Ma, con il tutto a portata di tutti, anche pornografia e gioco d’azzardo sono diventati accessibili alla massa di persone, generando vere e proprie dipendenze che magari non si sarebbero create senza tale condizione di abbondanza.
Il web moderno, almeno come sguardo d’insieme sui suoi contenuti, sembra essere un discount di prodotti di basso livello intellettuale (alcuni peraltro molto in voga), popolato da consumatori che ne rispecchiano le qualità.
Secondo me, l’essere umano è diventato mediamente meno attento, arguto ed analitico, e più vuoto e superficiale.
Questa è una grande occasione fallita dalla tecnologia, che anzichè elevarci grazie al livellamento delle diseguaglianze, ci ha fatto livellare verso il basso,
La tecnologia poi doveva renderci persone più libere, soprattutto di quella preziosa risorsa chiamata ‘’tempo”, e questo sin dai suoi albori: dal riscaldamento grazie al quale non fu più necessario ardere la legna al fuoco, alla lavatrice che permette di risparmiare tempo senza dover lavare i panni a mano.
Venendo ai tempi più recenti, penso al totem ‘’cellulare’’: iniziò a diffondersi quando stavo prestando il servizio di leva, erano i primi mesi del 1995, e la comodità di poter telefonare alla famiglia senza dover fare le lunghe file alla cabina della caserma munito di scheda telefonica, era entusiasmante.
Oggi, grazie a questo oggetto, possiamo fare di tutto: prenotare una vacanza, un biglietto aereo o fare una disposizione bancaria.

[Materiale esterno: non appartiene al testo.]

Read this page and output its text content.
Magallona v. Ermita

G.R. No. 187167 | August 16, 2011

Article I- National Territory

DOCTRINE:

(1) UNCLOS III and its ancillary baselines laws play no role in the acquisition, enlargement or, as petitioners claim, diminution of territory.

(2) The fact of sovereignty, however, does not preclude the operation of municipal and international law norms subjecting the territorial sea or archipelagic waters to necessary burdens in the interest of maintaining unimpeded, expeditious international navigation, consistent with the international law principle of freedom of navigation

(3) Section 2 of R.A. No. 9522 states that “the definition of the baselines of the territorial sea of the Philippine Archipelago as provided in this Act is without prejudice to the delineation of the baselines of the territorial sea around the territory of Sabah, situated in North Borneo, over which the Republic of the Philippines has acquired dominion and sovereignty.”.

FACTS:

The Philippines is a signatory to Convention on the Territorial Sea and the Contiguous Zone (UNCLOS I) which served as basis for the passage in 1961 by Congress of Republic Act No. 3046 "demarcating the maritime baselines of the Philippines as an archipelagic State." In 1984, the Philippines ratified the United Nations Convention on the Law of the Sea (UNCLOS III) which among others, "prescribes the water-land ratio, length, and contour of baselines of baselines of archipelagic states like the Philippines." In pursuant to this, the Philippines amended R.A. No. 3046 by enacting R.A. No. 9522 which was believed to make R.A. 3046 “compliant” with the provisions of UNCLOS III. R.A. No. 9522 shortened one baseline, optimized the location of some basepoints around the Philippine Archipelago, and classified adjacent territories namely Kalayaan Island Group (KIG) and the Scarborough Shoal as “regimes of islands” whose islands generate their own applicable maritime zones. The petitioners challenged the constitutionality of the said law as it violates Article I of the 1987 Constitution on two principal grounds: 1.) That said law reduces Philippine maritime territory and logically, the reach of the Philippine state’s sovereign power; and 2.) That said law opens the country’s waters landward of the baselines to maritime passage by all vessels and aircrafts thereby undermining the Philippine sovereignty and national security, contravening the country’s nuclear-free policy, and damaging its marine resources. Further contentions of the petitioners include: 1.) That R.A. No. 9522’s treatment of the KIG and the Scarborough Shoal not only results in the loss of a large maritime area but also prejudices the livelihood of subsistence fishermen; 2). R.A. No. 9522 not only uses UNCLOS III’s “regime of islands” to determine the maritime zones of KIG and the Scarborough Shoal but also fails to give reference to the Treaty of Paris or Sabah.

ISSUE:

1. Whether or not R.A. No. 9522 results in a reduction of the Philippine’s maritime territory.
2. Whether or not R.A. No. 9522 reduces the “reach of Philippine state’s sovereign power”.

Di tempo, quindi, ne risparmiamo tanto, e la tecnologia sembrerebbe avere assolto ai motivi per cui è nata, finchè non ci domandiamo: Ma, siamo veramente più liberi?
Osservate l’immagine tratta da un bellissimo quadro dell’artista contemporaneo Mark Kostabi: cosa vi evoca?
La tecnologia ci ha fatti tanti schiavi, un esercito di persone che non la utilizzano più, come era all’inizio, ma la consumano con frenesia, anche perchè devono sostenere il marketing che c’è dietro.
Provo tristezza a vedere gruppi di adolescenti, o bagnanti in spiaggia con gli occhi perennemente incollati ai loro telefonini, e provo tristezza ed anche rifiuto all’idea che la massificata ed insulsa messaggistica istantanea abbia fatto si che più o meno tutti siamo diventati soggetti all’obbligo della reperibilità, come se fossimo piloti o chirurghi.
Riporto questo piccolo brano, tratto dalla biografia di Mozart: qui, aveva ancora pochi anni.
“Mozart padre tornava un giorno dalla chiesa in compagnia di un amico; a casa trovò suo figlio impegnato a scrivere musica. “Che stai facendo, figliolo?”, gli chiese. “Compongo un concerto per clavicembalo. Ho quasi finito il primo tempo.” “Vediamo un po’ questo scarabocchio.” “No, vi prego; non ho ancora finito…”
Con un po’ di malinconia, mi domando: Mozart sarebbe diventato Mozart, con facebook, whatsapp e la connessione wi-fi, ed il centro commerciale sotto casa?
Ai posteri, anzi agli avi, l’ardua sentenza.